The Royal Australian Air Force has deployed a Boeing E-7A Wedgetail AEW&C aircraft and Lockheed Martin F-35A fighters to the new Exercise Black Flag in the US.
Held across multiple locations in the US from 9-13 May, Black Flag 22-1 is part of a new series of exercises which seeks to test and evaluate new technologies and equipment in large-scale operationally-relevant scenarios. Black Flag is the recent designation for large scale test events (LSTE) conducted by the US Air Force’s Eglin AFB, Florida-based 53rd Wing.
“As a venue for innovation through integration, Black Flag is ultimately a deep-end testing arena to create and discover capabilities utilizing existing and emerging materiel,” 53rd Wing Director of Staff and lead project officer for Black Flag, LtCol Mike Benitez described the event in a December 2020 release. “Black Flag’s largest benefit is that it’s a tactical initiative with strategic impact. Warfighters know that innovation happens at the intersection of weapons and tactics – where integration occurs.”

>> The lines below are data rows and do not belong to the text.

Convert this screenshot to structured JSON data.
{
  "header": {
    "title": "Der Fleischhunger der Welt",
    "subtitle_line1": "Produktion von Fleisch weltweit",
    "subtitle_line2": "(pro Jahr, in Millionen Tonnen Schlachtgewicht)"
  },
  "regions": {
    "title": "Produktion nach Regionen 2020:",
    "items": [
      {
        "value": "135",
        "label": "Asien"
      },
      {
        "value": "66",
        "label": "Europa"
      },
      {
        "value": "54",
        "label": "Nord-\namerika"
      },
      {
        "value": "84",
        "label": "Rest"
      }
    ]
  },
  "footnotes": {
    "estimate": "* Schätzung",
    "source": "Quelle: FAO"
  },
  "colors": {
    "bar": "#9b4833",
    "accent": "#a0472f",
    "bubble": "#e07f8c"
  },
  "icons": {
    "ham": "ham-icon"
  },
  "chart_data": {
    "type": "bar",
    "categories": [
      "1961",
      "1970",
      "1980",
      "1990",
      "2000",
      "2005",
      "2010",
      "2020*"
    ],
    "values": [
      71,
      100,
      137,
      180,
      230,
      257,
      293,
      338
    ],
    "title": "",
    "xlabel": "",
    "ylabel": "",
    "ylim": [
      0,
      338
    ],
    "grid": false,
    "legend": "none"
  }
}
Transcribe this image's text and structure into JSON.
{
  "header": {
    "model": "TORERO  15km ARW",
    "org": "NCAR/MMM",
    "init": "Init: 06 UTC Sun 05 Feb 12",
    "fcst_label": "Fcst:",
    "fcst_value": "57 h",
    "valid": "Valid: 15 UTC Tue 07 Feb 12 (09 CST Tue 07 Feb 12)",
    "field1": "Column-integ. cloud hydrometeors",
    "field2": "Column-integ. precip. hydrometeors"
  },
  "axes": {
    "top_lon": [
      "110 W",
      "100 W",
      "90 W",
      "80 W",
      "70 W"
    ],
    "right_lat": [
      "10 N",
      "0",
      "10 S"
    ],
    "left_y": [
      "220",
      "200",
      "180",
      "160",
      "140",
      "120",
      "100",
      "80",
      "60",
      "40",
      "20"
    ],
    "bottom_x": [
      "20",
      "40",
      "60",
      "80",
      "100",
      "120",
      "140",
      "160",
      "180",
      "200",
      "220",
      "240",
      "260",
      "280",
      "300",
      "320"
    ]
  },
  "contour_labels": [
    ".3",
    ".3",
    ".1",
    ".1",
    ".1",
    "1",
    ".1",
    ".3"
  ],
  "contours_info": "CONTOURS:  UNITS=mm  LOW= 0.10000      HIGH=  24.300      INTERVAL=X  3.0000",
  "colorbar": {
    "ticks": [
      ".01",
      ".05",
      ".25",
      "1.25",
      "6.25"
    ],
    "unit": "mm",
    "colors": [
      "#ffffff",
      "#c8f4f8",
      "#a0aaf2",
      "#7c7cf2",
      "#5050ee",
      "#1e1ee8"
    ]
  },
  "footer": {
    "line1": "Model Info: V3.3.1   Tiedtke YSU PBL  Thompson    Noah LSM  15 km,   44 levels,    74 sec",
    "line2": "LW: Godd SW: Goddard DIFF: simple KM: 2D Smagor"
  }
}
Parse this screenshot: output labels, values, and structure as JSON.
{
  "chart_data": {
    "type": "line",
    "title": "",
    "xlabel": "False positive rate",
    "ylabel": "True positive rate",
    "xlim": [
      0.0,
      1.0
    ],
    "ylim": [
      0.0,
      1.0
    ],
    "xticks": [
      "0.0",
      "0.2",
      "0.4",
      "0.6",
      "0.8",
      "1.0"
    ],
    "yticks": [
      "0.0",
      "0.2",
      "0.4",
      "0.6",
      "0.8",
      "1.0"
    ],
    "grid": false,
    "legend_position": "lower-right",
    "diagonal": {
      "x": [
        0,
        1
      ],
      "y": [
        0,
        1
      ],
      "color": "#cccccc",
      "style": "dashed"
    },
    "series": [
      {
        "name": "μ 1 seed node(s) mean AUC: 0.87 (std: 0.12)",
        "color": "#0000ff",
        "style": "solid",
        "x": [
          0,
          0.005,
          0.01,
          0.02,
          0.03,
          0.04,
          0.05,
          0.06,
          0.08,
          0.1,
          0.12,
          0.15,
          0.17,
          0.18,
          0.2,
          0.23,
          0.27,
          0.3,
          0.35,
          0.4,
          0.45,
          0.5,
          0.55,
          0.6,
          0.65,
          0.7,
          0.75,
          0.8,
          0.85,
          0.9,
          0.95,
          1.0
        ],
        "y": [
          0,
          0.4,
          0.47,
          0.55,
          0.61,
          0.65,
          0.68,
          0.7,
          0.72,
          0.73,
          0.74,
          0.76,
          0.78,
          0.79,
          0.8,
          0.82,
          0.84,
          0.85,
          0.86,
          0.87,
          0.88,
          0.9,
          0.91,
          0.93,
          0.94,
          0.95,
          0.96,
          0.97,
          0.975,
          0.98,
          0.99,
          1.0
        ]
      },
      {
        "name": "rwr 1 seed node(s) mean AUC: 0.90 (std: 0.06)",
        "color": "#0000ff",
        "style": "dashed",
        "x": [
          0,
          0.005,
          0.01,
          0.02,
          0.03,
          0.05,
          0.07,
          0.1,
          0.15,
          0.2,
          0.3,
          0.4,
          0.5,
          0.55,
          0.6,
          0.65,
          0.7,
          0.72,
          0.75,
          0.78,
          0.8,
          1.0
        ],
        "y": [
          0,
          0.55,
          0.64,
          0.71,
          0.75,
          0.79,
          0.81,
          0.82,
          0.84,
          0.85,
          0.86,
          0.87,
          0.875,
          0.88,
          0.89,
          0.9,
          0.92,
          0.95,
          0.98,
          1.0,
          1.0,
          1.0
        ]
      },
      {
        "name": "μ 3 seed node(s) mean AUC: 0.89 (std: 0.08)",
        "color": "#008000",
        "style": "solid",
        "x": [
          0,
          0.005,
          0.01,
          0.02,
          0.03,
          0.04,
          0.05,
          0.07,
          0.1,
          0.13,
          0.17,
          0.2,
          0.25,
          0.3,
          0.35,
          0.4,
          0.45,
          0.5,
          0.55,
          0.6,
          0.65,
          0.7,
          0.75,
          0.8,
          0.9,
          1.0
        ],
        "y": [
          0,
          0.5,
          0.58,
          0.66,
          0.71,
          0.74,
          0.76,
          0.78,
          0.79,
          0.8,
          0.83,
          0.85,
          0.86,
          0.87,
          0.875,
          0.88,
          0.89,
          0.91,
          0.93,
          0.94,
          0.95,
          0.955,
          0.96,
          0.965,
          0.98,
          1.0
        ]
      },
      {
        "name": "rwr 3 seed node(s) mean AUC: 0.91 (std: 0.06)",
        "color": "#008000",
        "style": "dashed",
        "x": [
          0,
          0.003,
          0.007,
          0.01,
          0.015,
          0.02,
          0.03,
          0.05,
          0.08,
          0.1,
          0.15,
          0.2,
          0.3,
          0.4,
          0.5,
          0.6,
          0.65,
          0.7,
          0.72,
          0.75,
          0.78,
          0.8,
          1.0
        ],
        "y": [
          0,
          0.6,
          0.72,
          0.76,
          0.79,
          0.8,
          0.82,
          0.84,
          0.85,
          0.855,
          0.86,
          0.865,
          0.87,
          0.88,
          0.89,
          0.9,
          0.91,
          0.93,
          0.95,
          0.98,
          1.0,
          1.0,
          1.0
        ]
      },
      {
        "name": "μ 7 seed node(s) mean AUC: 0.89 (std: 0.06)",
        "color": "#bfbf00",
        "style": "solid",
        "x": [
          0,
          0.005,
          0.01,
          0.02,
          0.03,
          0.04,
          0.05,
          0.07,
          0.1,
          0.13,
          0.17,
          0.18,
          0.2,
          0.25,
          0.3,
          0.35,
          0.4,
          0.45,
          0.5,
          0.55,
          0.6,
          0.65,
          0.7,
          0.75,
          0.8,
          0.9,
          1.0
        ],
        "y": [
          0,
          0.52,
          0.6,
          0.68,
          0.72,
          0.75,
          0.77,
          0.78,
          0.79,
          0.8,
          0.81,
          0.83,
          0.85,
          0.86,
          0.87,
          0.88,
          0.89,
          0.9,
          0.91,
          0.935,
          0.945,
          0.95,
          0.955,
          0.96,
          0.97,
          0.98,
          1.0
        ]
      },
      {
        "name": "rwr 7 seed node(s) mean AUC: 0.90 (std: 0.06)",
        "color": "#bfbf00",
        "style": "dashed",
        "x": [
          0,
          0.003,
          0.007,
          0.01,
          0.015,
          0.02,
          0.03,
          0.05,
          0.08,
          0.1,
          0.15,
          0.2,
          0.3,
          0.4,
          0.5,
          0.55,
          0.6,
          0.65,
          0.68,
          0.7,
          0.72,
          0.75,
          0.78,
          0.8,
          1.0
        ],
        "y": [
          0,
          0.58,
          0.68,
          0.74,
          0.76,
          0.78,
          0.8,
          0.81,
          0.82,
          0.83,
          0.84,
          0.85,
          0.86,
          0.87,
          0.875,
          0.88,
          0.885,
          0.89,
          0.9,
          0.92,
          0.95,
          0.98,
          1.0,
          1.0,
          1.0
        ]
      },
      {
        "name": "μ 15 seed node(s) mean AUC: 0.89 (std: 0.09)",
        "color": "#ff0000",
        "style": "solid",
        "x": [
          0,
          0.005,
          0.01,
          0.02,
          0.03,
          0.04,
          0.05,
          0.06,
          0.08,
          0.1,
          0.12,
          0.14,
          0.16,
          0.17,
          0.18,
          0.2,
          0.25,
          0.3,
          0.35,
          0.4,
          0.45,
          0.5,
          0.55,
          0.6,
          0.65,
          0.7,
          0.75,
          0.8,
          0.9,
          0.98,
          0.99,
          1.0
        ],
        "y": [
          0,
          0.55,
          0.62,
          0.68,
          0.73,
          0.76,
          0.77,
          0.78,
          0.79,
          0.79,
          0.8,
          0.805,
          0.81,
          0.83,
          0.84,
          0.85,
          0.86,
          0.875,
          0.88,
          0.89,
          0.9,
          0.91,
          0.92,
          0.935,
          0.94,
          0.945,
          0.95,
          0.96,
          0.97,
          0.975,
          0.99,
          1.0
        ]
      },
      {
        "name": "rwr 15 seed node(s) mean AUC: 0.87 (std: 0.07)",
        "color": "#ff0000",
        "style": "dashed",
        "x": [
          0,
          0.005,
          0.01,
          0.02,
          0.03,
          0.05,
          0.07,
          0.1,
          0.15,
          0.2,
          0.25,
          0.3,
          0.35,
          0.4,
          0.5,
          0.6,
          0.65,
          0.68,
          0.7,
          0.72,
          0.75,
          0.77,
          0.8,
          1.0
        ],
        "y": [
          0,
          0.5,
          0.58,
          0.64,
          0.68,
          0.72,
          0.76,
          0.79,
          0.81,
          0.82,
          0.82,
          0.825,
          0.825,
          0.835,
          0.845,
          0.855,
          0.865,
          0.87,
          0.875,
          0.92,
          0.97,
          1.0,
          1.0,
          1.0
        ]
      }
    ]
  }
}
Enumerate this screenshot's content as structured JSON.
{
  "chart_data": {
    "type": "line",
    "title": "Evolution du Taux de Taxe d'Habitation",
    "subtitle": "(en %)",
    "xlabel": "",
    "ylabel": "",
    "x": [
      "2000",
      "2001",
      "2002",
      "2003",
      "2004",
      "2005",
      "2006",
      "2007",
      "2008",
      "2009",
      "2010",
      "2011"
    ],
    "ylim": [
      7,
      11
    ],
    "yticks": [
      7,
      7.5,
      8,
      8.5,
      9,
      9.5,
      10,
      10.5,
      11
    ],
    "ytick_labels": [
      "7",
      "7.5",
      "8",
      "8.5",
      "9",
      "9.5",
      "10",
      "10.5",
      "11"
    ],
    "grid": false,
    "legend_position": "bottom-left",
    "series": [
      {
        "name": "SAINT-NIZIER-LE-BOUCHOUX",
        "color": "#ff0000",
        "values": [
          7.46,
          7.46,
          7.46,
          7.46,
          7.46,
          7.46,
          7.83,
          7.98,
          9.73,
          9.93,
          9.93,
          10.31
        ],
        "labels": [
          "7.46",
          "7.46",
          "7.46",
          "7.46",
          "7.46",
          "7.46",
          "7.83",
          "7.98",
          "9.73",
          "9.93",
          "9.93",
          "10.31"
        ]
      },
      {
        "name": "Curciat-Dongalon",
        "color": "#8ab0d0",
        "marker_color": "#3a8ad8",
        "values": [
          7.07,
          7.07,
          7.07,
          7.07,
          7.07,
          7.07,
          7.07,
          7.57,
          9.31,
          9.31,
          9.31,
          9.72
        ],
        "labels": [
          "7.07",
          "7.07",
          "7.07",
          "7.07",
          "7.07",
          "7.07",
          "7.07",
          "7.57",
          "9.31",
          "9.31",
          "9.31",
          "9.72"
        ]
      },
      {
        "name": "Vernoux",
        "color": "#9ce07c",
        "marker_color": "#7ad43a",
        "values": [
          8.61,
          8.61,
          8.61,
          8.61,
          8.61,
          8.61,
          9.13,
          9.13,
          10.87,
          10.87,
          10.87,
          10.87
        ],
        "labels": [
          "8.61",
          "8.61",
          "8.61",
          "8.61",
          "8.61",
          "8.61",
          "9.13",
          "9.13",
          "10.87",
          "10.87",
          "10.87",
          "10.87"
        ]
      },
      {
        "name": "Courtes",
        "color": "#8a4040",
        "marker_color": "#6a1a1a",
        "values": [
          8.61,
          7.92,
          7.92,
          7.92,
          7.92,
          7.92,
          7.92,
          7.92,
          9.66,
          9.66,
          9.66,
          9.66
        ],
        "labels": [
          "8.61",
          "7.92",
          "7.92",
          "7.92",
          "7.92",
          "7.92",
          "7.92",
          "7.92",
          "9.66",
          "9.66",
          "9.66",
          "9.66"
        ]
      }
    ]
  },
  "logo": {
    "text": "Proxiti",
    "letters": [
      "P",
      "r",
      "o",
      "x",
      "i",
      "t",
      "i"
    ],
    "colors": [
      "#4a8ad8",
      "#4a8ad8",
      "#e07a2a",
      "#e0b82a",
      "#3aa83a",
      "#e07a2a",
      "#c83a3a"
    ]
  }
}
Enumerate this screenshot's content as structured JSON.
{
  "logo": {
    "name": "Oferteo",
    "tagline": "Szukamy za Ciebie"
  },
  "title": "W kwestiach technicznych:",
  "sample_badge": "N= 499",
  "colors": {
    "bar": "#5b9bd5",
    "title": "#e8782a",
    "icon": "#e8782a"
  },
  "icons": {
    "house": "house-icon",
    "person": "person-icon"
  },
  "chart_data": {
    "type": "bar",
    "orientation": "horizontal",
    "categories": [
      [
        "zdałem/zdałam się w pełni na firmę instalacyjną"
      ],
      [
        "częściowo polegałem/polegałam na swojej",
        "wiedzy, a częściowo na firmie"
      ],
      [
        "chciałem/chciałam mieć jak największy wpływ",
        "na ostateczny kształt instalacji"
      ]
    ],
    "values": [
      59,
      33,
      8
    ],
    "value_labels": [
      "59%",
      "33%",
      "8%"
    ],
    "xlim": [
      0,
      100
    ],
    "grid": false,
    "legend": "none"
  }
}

The addition of the RAAF was the first time a foreign service had participated in Black Flag. The USAF recently announced it would acquire the E-7 to replace some of its ageing E-3G AWACS fleet, so the participation of the RAAF’s E-7A gave participating units from the USAF and US Marine Corps an opportunity to see how the system will integrate operationally with other capabilities. It has been reported that six RAAF F-35A Lightning IIs also participated in the event, operating out of Nellis AFB near Las Vegas.
“This integration is more than just test, we are developing the backbone that will drive our tactics and communication capabilities in a wartime scenario,” Black Flag director, Maj Theodore Ellis said in a 20 May release. “So, if we get to night one, we don’t have to educate everyone, the knowledge will already be out there, and we can focus on the fight.
“I hope (the E-7 is) the answer to everything!” Maj Ellis told The Warzone. “But that’s what we are testing out,” he said, adding that the Wedgetail had been pushed “far away [to] test this thing out to the extreme limits of its capabilities.”
Following Black Flag, the E-7A flew to Tyndall AFB in Florida where it took part in the 53rd Wing’s Weapons System Evaluation Program-East, described as a premier joint event that evaluates a squadron’s ability to conduct air-to-air live fire missions.